Ainsi, Truth Social qui a seulement 5 millions d’utilisateurs actifs mensuels (UAM) et qui vaudrait $9,5 milliards à la date de son IPO, se compare à Facebook (Meta) qui avait 845 millions d’UAMs lors de son IPO en mai 2012 pour une capitalisation boursière de $104 milliards, alors que Pinterest alignait 250 millions d’UAM en 2019 pour son IPO a lui pour une valeur boursière de $10 milliards. La proportionnalité des valorisations ne colle pas ! D’autant que Facebook aligne des profits de $39 milliards en 2023 et que Pinterest a déjà fait des profits et perd actuellement moins que Truth Social…

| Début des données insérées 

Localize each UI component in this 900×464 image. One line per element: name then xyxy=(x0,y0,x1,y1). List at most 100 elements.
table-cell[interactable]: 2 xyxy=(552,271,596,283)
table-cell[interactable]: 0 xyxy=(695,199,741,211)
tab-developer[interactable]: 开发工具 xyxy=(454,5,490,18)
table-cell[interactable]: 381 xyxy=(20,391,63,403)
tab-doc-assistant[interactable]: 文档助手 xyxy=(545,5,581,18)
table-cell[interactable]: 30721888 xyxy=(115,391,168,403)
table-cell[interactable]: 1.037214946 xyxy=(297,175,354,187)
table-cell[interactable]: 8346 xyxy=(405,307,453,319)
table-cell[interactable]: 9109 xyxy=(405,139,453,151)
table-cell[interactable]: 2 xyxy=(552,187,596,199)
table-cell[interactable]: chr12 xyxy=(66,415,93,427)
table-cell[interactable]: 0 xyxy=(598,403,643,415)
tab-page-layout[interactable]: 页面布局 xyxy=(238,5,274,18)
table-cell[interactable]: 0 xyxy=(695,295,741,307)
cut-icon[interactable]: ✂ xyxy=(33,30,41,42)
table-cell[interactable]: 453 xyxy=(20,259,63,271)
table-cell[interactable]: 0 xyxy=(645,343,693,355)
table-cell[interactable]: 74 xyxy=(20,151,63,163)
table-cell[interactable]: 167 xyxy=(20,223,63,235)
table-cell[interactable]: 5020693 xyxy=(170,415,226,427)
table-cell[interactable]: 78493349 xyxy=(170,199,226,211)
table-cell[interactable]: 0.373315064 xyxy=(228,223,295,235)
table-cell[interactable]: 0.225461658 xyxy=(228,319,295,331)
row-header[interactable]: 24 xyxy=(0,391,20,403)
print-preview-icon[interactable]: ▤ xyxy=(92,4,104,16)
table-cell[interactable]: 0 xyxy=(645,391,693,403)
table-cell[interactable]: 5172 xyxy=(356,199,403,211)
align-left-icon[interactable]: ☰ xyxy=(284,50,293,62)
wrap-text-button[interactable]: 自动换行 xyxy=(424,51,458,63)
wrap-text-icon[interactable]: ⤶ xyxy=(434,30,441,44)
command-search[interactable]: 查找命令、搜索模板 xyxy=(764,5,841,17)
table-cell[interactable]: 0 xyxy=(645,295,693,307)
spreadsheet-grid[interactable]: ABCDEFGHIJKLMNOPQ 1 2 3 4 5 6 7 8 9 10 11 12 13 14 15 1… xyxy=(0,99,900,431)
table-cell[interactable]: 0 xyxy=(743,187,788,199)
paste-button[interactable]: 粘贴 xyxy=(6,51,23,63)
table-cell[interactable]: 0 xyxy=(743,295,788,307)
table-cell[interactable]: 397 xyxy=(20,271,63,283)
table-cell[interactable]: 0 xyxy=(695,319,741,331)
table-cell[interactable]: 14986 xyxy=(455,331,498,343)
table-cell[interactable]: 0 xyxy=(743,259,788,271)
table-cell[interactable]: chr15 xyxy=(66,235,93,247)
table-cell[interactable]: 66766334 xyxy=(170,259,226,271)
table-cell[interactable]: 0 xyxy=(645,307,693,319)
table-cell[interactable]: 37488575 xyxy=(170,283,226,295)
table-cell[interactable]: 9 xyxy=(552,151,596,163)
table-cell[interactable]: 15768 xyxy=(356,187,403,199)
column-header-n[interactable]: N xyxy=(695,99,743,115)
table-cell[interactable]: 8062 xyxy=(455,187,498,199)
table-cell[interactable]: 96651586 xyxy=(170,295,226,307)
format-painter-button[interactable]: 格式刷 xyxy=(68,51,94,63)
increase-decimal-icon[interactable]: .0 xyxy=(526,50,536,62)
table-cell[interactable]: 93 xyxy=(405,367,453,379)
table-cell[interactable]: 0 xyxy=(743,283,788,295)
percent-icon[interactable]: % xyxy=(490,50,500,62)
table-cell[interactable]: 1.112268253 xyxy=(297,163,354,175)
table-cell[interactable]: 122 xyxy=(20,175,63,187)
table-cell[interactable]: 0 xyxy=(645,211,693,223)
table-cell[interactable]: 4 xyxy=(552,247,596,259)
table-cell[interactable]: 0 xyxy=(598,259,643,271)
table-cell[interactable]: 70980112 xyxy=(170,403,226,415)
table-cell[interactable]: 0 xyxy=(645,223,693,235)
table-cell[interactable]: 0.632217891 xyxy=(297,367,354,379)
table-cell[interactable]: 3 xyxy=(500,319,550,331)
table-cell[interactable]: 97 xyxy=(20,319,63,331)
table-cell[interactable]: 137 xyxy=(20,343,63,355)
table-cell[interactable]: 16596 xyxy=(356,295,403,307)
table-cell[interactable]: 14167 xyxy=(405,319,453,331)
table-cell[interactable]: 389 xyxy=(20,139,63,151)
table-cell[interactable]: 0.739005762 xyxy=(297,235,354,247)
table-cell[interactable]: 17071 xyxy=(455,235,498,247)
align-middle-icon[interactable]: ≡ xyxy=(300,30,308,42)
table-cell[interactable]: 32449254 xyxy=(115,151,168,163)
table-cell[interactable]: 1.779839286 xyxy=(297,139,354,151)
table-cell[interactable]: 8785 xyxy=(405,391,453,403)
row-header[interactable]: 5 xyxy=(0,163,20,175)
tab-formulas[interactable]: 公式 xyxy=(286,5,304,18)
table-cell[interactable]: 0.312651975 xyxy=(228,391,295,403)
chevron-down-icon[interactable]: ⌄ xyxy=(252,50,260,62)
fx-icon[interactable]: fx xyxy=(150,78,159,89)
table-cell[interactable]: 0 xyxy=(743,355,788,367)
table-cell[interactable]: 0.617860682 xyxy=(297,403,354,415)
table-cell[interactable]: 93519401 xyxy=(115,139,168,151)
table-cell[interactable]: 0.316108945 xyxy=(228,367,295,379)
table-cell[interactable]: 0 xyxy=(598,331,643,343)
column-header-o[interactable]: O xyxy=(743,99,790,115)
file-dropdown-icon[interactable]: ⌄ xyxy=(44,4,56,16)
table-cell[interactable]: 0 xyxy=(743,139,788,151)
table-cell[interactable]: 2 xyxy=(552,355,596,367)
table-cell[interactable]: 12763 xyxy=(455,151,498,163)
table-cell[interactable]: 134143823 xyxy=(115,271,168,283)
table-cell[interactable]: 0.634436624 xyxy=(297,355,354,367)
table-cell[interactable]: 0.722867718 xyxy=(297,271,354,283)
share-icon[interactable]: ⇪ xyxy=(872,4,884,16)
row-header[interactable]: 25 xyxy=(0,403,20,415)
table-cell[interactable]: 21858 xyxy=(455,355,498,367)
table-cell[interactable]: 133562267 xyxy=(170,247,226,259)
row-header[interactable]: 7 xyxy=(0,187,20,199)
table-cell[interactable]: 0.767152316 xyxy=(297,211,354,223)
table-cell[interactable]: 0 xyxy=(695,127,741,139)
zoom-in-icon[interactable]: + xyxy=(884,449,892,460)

Donald J. Trump est peut-être un cas extrême. Mais la trame reste la même : les hommes d’affaires veulent faire du fric et ont besoin pour cela de l’assentiment des hommes au pouvoir. S’ensuit ‘la réalité des affaires’ ou, au minimum, il faut plus ou moins raser les murs et ne pas antagoniser les détenteurs du pouvoir et à l’autre extrême, il faut se rapprocher tellement des politiciens, que l’on s’enfonce dans des équations de ‘qui pro quo’ qui engendrent inévitablement des entorses souvent graves. À l’éthique et à l’égalité des chances, par exemple. Ce qui mènera à des punitions et à des exactions quand le protecteur politique de l’heure se retrouvera… en enfer, c. à-d dans l’opposition !

Dans le cas de Trump, un cas unique en tout genre, le ‘businessman’ aspire à redevenir, lui-même, président des États-Unis et se remettre en position pour prendre des décisions pour lui-même et ceux qui l’auront aidé. C’est stupéfiant !

En attendant, ayant déjà libéralement vendu son nom pour vendre des steaks, des études universitaires, des casinos, de la vodka, et même des parfums, ce monsieur confirme publiquement qu’il est toujours prêt à se vendre. Ces jours-ci, c’est aussi pour des baskets dorées à $399 (qui ne sortiront de l’usine qu’en juillet…) et, depuis cette semaine, en plein carême… des bibles ! À $ 59,99 pièce alors que de nombreuses chambres d’hôtel à travers le monde, en rendent une de disponible gratuitement.

Le site qui vend cette bible assure que le produit de la vente n’est pas directement pour la campagne électorale. C’est presque vrai. Cependant l’image marketing de Trump est vendue par CIC Ventures pour la vidéo promotionnelle, pour on ne sait quel prix, alors que Trump est le «président, secrétaire, manager et trésorier» de CIC Ventures… Ça manque un peu de dignité, vous ne trouvez pas ?

Comme le dit la vidéo vendant cette bible : «Make America Pray Again !» Méphistophélès doit bien rire, vu le nouveau missionnaire de circonstance…

(*) The Guardian l Trump attacks China over Covid 'plague' as Xi urges collaboration in virus fight

(**) 23 pays ont banni Tik Tok pour l’heure. Parmi eux, le Canada, l’Inde, le Pakistan, l’Union européenne, le Royaume-Uni, l’Australie, la France, l’Indonésie et même… la Chine, qui ne tolère pas le contenu ‘étranger’ de Tik Tok. Il n’y a donc qu’une version exclusivement chinoise, appelée Douyin en Chine, où Facebook et Twitter sont aussi interdits depuis 2009.

(***) THE CUT l Hideous Men Donald Trump assaulted me in a Bergdorf Goodman dressing room 23 years ago. But he’s not alone on the list of awful men in my life.